Engagement with the Chinese at every level — formal and informal, structured and unstructured, professional and business, academic and personal — is both desirable and necessary. But excited expectation attached to every high-level engagement between the top leaders of the countries is a bit over the top. Unstructured and informal summits have their uses, but also limitations in terms of tangible takeaways. To be sure, just like after Wuhan, both sides will say all the right things after Mamallapuram, even issue 'strategic guidance' to officials. But very little is likely to change on ground.
Here is the thing: All the historical symbolism attached to Mamallapuram and harping on ancient ties add up to nothing in this day and age, if the other side either neither gets the message nor values it. Let us face it.
The past matters only if both sides want to use it to build something for the future. Otherwise, it is irrelevant, even meaningless. The future, of course, is as much about what sort of relationship India wants as about whether or not China wants a corresponding relationship. There is no sign of that. The Wuhan Summit might have reduced the Doklam-related tensions, and given a veneer of stability to the India-China relationship. No one expected Wuhan to resolve all bilateral problems. Still, it was expected to give a positive direction to bilateral ties. Unfortunately, the hope that the Chinese leadership would have gained a better appreciation and understanding of India's concerns and sensitivities about its core interests has since been belied. Forget about delivering something substantive on outstanding issues like trade or border demarcation, the Chinese have displayed undiluted hostility towards India, especially on a core interest like Jammu and Kashmir.
Beijing's Pak ploy
Regardless of the nonchalance of Indian official over this — it doubled down in favour of Pakistan by raising the issue in the UN Security Council, supporting Pakistan in UNHRC (the irony of China talking human rights was breathtaking), inviting Pakistan Prime Minister Imran Khan on the eve of Mamallapuram and declaring that "Xi was watching Kashmir" — the fact remains that this issue cannot be brushed under the carpet. There is no question of Sino-Indian ties improving and trust developing between the two countries if China questions and undermines India's sovereignty and backs an enemy country like Pakistan over India. It is crazy for anyone in India to offer China an alibi on Pakistan. The bottom line is that China's interests and stakes in Pakistan are unacceptable if they come at the cost of India's interests.

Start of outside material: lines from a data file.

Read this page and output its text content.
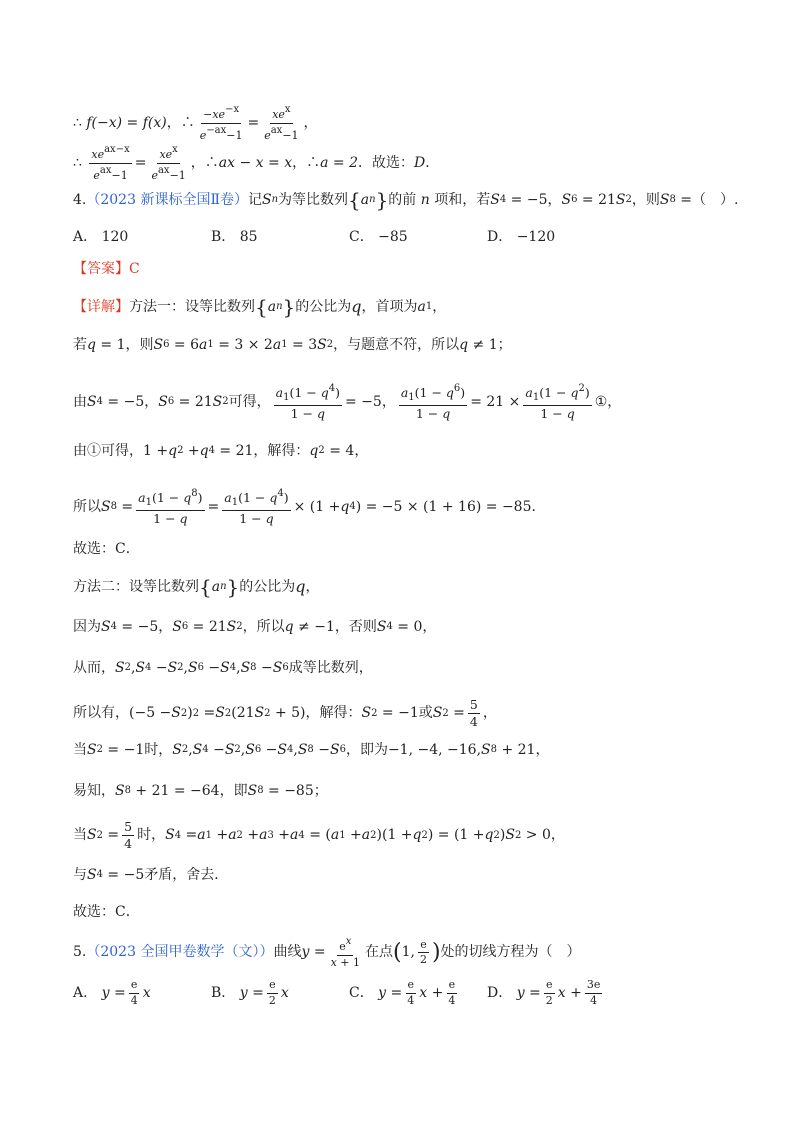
∴
f(−x) = f(x) ，∴ $\frac{-xe^{-x}}{e^{-ax}-1} = \frac{xe^x}{e^{ax}-1}$ ，
∴
$\frac{xe^{ax-x}}{e^{ax}-1} = \frac{xe^x}{e^{ax}-1}$ ，∴ ax − x = x ，∴ a = 2 ．故选： D ．
4. （2023 新课标全国Ⅱ卷） 记 S n 为等比数列 { a n } 的前
n
项和，若 S 4 = −5 ， S 6 = 21 S 2 ，则 S 8 = （　）.
A．
120	B．
85	C．
−85	D．
−120
【答案】 C
【详解】 方法一：设等比数列 { a n } 的公比为 q ，首项为 a 1 ，
若 q = 1 ，则 S 6 = 6 a 1 = 3 × 2 a 1 = 3 S 2 ，与题意不符，所以 q ≠ 1 ；
由 S 4 = −5 ， S 6 = 21 S 2 可得， $\frac{a_1(1 - q^4)}{1 - q} = -5$ ， $\frac{a_1(1 - q^6)}{1 - q} = 21 \times \frac{a_1(1 - q^2)}{1 - q}$ ① ，
由①可得， 1 + q 2 + q 4 = 21 ，解得： q 2 = 4 ，
所以 S $8 = \frac{a_1(1 - q^8)}{1 - q} = \frac{a_1(1 - q^4)}{1 - q} \times (1 + q$ 4 ) = −5 × (1 + 16) = −85 ．
故选：C．
方法二：设等比数列 { a n } 的公比为 q ，
因为 S 4 = −5 ， S 6 = 21 S 2 ，所以 q ≠ −1 ，否则 S 4 = 0 ，
从而， S 2 , S 4 − S 2 , S 6 − S 4 , S 8 − S 6 成等比数列，
所以有， (−5 − S 2 ) 2 = S 2 (21 S 2 + 5) ，解得： S 2 = −1 或 S $2 = \frac{5}{4}$ ，
当 S 2 = −1 时， S 2 , S 4 − S 2 , S 6 − S 4 , S 8 − S 6 ，即为 −1, −4, −16, S 8 + 21 ，
易知， S 8 + 21 = −64 ，即 S 8 = −85 ；
当 S $2 = \frac{5}{4}$ 时， S 4 = a 1 + a 2 + a 3 + a 4 = ( a 1 + a 2 )(1 + q 2 ) = (1 + q 2 ) S 2 > 0 ，
与 S 4 = −5 矛盾，舍去．
故选：C．
5. （2023 全国甲卷数学（文）） 曲线 $y = \frac{e^x}{x + 1}$ 在点 ( 1, $\frac{e}{2}$ ) 处的切线方程为（　）
A．
$y = \frac{e}{4}$ x	B．
$y = \frac{e}{2}$ x	C．
$y = \frac{e}{4}$ $x + \frac{e}{4}$ D．
$y = \frac{e}{2}$ $x + \frac{3e}{4}$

On virtually every other thing — border problems (the Chinese don't want a solution unless it is on their terms), trade (both bilateral and multilateral where China's sharp business practices are an obstacle to fair trade), security and strategic issues (Chinese expansionism, freedom of navigation, tolerance and support for Pakistani terrorists and terror groups, stabilising Afghanistan, India's NSG membership), BRI-related debt-trap diplomacy — there has been little-to-no give from the Chinese side. All we have is the standard formulation that officials have been instructed to meet and thrash out these issues. It is delusional to attach hope to people-to-people relations and increased tourism as a way forward.
Essence of realpolitik
The Chinese have weaponised tourism. And people-to-people ties won't lead to a breakthrough given that China is not a country that runs on public opinion. Although the visuals from Mamallapuram suggest that both Modi and Xi are quite relaxed around each other, the personal chemistry between the two leaders hasn't really translated into any major breakthrough in national bilateral ties. Given the growing power imbalance with China, and that China hasn't exactly been friendly, India will need to balance the growing asymmetry. But the balancing game is easier said than done.

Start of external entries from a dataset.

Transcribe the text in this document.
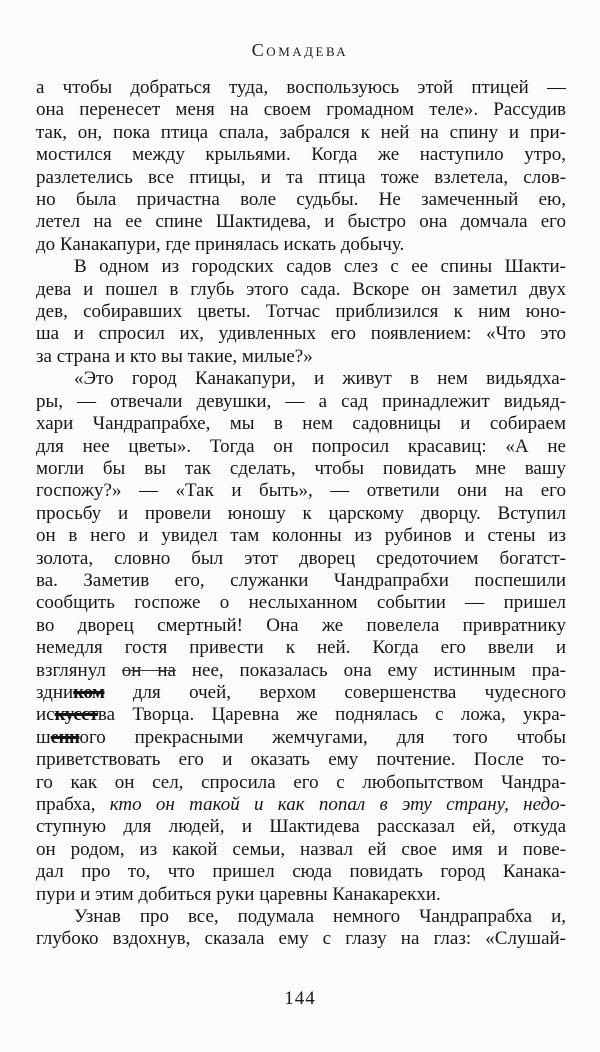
Сомадева
а чтобы добраться туда, воспользуюсь этой птицей —
она перенесет меня на своем громадном теле». Рассудив
так, он, пока птица спала, забрался к ней на спину и при-
мостился между крыльями. Когда же наступило утро,
разлетелись все птицы, и та птица тоже взлетела, слов-
но была причастна воле судьбы. Не замеченный ею,
летел на ее спине Шактидева, и быстро она домчала его
до Канакапури, где принялась искать добычу.
В одном из городских садов слез с ее спины Шакти-
дева и пошел в глубь этого сада. Вскоре он заметил двух
дев, собиравших цветы. Тотчас приблизился к ним юно-
ша и спросил их, удивленных его появлением: «Что это
за страна и кто вы такие, милые?»
«Это город Канакапури, и живут в нем видьядха-
ры, — отвечали девушки, — а сад принадлежит видьяд-
хари Чандрапрабхе, мы в нем садовницы и собираем
для нее цветы». Тогда он попросил красавиц: «А не
могли бы вы так сделать, чтобы повидать мне вашу
госпожу?» — «Так и быть», — ответили они на его
просьбу и провели юношу к царскому дворцу. Вступил
он в него и увидел там колонны из рубинов и стены из
золота, словно был этот дворец средоточием богатст-
ва. Заметив его, служанки Чандрапрабхи поспешили
сообщить госпоже о неслыханном событии — пришел
во дворец смертный! Она же повелела привратнику
немедля гостя привести к ней. Когда его ввели и
взглянул он на нее, показалась она ему истинным пра-
здником для очей, верхом совершенства чудесного
искусства Творца. Царевна же поднялась с ложа, укра-
шенного прекрасными жемчугами, для того чтобы
приветствовать его и оказать ему почтение. После то-
го как он сел, спросила его с любопытством Чандра-
прабха, кто он такой и как попал в эту страну, недо-
ступную для людей, и Шактидева рассказал ей, откуда
он родом, из какой семьи, назвал ей свое имя и пове-
дал про то, что пришел сюда повидать город Канака-
пури и этим добиться руки царевны Канакарекхи.
Узнав про все, подумала немного Чандрапрабха и,
глубоко вздохнув, сказала ему с глазу на глаз: «Слушай-
144
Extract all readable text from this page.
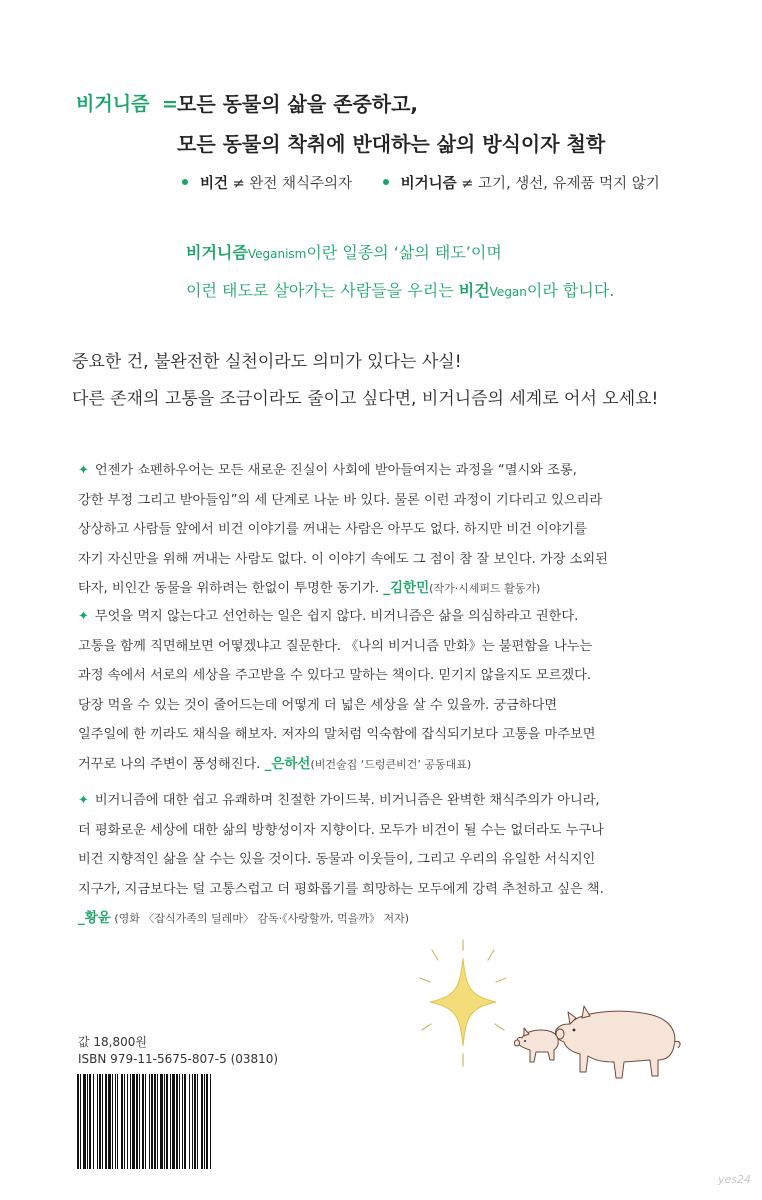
비거니즘 = 모든 동물의 삶을 존중하고,
모든 동물의 착취에 반대하는 삶의 방식이자 철학
비건 ≠ 완전 채식주의자	비거니즘 ≠ 고기, 생선, 유제품 먹지 않기
비거니즘Veganism이란 일종의 ‘삶의 태도’이며
이런 태도로 살아가는 사람들을 우리는 비건Vegan이라 합니다.
중요한 건, 불완전한 실천이라도 의미가 있다는 사실!
다른 존재의 고통을 조금이라도 줄이고 싶다면, 비거니즘의 세계로 어서 오세요!
✦ 언젠가 쇼펜하우어는 모든 새로운 진실이 사회에 받아들여지는 과정을 “멸시와 조롱,
강한 부정 그리고 받아들임”의 세 단계로 나눈 바 있다. 물론 이런 과정이 기다리고 있으리라
상상하고 사람들 앞에서 비건 이야기를 꺼내는 사람은 아무도 없다. 하지만 비건 이야기를
자기 자신만을 위해 꺼내는 사람도 없다. 이 이야기 속에도 그 점이 참 잘 보인다. 가장 소외된
타자, 비인간 동물을 위하려는 한없이 투명한 동기가. _김한민(작가·시셰퍼드 활동가)
✦ 무엇을 먹지 않는다고 선언하는 일은 쉽지 않다. 비거니즘은 삶을 의심하라고 권한다.
고통을 함께 직면해보면 어떻겠냐고 질문한다. 《나의 비거니즘 만화》는 불편함을 나누는
과정 속에서 서로의 세상을 주고받을 수 있다고 말하는 책이다. 믿기지 않을지도 모르겠다.
당장 먹을 수 있는 것이 줄어드는데 어떻게 더 넓은 세상을 살 수 있을까. 궁금하다면
일주일에 한 끼라도 채식을 해보자. 저자의 말처럼 익숙함에 잡식되기보다 고통을 마주보면
거꾸로 나의 주변이 풍성해진다. _은하선(비건술집 ‘드렁큰비건’ 공동대표)
✦ 비거니즘에 대한 쉽고 유쾌하며 친절한 가이드북. 비거니즘은 완벽한 채식주의가 아니라,
더 평화로운 세상에 대한 삶의 방향성이자 지향이다. 모두가 비건이 될 수는 없더라도 누구나
비건 지향적인 삶을 살 수는 있을 것이다. 동물과 이웃들이, 그리고 우리의 유일한 서식지인
지구가, 지금보다는 덜 고통스럽고 더 평화롭기를 희망하는 모두에게 강력 추천하고 싶은 책.
_황윤 (영화 〈잡식가족의 딜레마〉 감독·《사랑할까, 먹을까》 저자)
값 18,800원
ISBN 979-11-5675-807-5 (03810)
yes24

For one, the partners we need to balance China aren't exactly very reliable. Russia is now firmly in the Chinese camp. The US, under President Donald Trump, has proven to be notoriously capricious. For another, it isn't clear if India is ready to enter into formal alliance arrangements — in part because India wishes to remain wedded to the fiction of 'strategic autonomy' — without which the balancing game is a bit of a pie in the sky. In the end, India will have to build and rely on its own economic and military sinews to manage the rise of China. Wuhan, Mamallapuram and other such events aren't going to change this reality.